Le nombre des pèlerins était, dans les temps passés, bien inférieur à celui de nos jours, où ils se rendent à Mariazell par centaines de milliers, chaque année. Le progrès des communications modernes a certainement contribué à cette augmentation. Toutefois ce phénomène tend à prouver, de façon impressionnante, que durant le dernier demi-siècle, où le peuple autrichien fut deux fois bouleversé par des guerres mondiales ainsi que par de très graves convulsions politiques et économiques, sa foi n'a pas défailli, tandis que s'est accrue sa dévotion envers Marie. Nous voulons voir dans la splendeur de la basilique rénovée de Mariazell un symbole de votre fidélité inébranlable et de votre amour pour la Reine céleste.

Qui pourrait en douter devant tant de célébrations jubilaires, tant de pèlerinages, qui, ces mois-ci, ont eu et ont pour but le sanctuaire de Mariazell ? Il Nous plaît d'en citer au moins les plus importants :

La Journée de la Mère de Dieu en Styrie. Les pèlerinages du Burgenland et de la Haute-Autriche. La Journée des Femmes autrichiennes. Les pèlerinages de l'Artisanat autrichien, de la Jeunesse rurale catholique de Styrie, de la Jeunesse rurale de Saint-Hippolyte, de la Jeunesse du Burgenland, des Scouts autrichiens et des Fils de Kolping. Le grand pèlerinage de la ville de Vienne. Le pèlerinage des Hommes viennois, comme cela avait lieu également aux temps de votre apôtre Henri Abel Le pèlerinage bavarois et la Journée de la « Patrona Bavariae » Le pèlerinage de la ville de Stuttgart, avec les Allemands exilés de Hongrie et des Sudètes. La Journée de la « Magna Hunga-rorum Domina ». La Journée de la « Mater Gentium Slavorum ». La Journée du IIIe congrès international de l'Union mondiale des Instituteurs catholiques. La Journée de la « Catholica Unio ». La Journée de la Réconciliation des Peuples. La Journée de la Mère des Nations. La Journée de la Pénitence.

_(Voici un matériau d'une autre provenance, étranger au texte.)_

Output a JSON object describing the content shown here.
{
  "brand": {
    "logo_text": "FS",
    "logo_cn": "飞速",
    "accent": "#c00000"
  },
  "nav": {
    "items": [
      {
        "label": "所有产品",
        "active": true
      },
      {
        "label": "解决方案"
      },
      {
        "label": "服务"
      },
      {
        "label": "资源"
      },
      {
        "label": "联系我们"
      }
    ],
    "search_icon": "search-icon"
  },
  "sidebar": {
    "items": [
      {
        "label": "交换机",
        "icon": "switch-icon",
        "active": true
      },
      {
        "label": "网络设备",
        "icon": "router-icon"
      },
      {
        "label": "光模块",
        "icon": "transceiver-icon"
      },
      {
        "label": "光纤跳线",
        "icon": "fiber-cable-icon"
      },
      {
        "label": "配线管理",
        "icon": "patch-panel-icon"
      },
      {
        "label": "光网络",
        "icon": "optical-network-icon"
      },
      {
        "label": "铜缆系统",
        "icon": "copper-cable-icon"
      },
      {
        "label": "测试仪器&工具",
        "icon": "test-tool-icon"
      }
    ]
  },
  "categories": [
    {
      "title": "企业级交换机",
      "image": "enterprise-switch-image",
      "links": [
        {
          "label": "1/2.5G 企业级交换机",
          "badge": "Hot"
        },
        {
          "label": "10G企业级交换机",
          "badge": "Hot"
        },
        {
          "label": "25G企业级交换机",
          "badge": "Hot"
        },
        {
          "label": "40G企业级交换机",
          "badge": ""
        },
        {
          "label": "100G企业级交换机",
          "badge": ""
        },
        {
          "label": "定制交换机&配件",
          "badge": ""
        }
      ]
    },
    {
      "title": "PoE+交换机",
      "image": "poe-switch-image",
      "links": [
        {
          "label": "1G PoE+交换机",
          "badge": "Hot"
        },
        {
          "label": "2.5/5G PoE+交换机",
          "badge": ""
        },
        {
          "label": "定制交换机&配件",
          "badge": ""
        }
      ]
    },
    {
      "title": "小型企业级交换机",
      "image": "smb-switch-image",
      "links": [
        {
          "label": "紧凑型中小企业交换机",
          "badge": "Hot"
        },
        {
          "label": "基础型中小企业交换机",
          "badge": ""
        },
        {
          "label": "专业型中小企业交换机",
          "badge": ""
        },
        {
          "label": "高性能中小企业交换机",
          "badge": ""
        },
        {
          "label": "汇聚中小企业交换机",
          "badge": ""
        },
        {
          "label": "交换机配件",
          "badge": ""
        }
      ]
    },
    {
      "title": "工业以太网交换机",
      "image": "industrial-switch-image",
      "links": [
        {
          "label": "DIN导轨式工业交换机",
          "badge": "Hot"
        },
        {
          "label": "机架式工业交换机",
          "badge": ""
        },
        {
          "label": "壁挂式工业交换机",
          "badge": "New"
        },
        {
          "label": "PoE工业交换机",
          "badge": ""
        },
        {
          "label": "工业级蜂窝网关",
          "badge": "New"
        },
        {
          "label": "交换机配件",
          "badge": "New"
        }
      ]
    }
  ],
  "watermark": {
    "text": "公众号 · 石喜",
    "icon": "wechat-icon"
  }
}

Combien de bonne volonté, combien de ferveur sacrée, combien d'espérances, combien de confiance et de dévotion envers Marie renferme cette liste !

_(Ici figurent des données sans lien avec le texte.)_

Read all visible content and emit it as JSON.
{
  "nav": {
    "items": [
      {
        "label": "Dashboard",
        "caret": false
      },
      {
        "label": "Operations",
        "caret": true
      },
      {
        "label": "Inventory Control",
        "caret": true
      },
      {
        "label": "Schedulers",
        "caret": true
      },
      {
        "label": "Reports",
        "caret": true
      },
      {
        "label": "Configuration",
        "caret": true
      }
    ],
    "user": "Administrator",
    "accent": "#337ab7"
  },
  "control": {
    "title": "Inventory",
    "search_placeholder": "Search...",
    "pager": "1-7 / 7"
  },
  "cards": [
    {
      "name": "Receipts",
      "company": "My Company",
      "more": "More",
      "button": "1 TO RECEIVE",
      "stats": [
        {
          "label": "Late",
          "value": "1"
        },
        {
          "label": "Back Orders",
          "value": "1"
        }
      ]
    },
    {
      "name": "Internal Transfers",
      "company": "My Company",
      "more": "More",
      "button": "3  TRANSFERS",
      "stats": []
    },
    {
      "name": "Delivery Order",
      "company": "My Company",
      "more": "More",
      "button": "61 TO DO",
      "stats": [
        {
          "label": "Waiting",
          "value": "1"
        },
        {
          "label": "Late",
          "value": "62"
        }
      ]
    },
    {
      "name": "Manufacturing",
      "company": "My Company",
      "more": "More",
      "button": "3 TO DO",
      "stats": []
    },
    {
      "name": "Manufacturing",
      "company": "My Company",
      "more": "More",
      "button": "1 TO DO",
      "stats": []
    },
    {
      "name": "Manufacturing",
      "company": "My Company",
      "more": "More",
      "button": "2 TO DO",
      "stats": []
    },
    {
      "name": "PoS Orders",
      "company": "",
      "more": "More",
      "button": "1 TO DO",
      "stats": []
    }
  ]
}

A l'occasion de votre grand « Katholikentag » de 1952, Nous vous exhortions : « Confiez à Marie votre destinée, confiez-lui avant tout votre volonté d'un renouveau chrétien. Alors vous n'aurez rien à craindre et vous pourrez vous abandonner à la confiance » 2. L'Eglise, si hautes que puissent être les valeurs en jeu, ne peut donner d'assurances absolues dans le domaine de la vie terrestre. Mais une « volonté de vie de sainteté » implique toutefois une promesse sans conditions, par laquelle Dieu s'engage à faire tout concourir au bien de ceux qui l'aiment (Rm 8,28). Nous ne pouvons donc que répéter ce que Nous avons dit alors, il y a cinq ans, en ajoutant toutefois trois recommandations.



Trois grandes recommandations.

2 A. A. S., XXXXIV, 1952, p. 793 ; cf. Documenta Pontificaux 2952, p. 470.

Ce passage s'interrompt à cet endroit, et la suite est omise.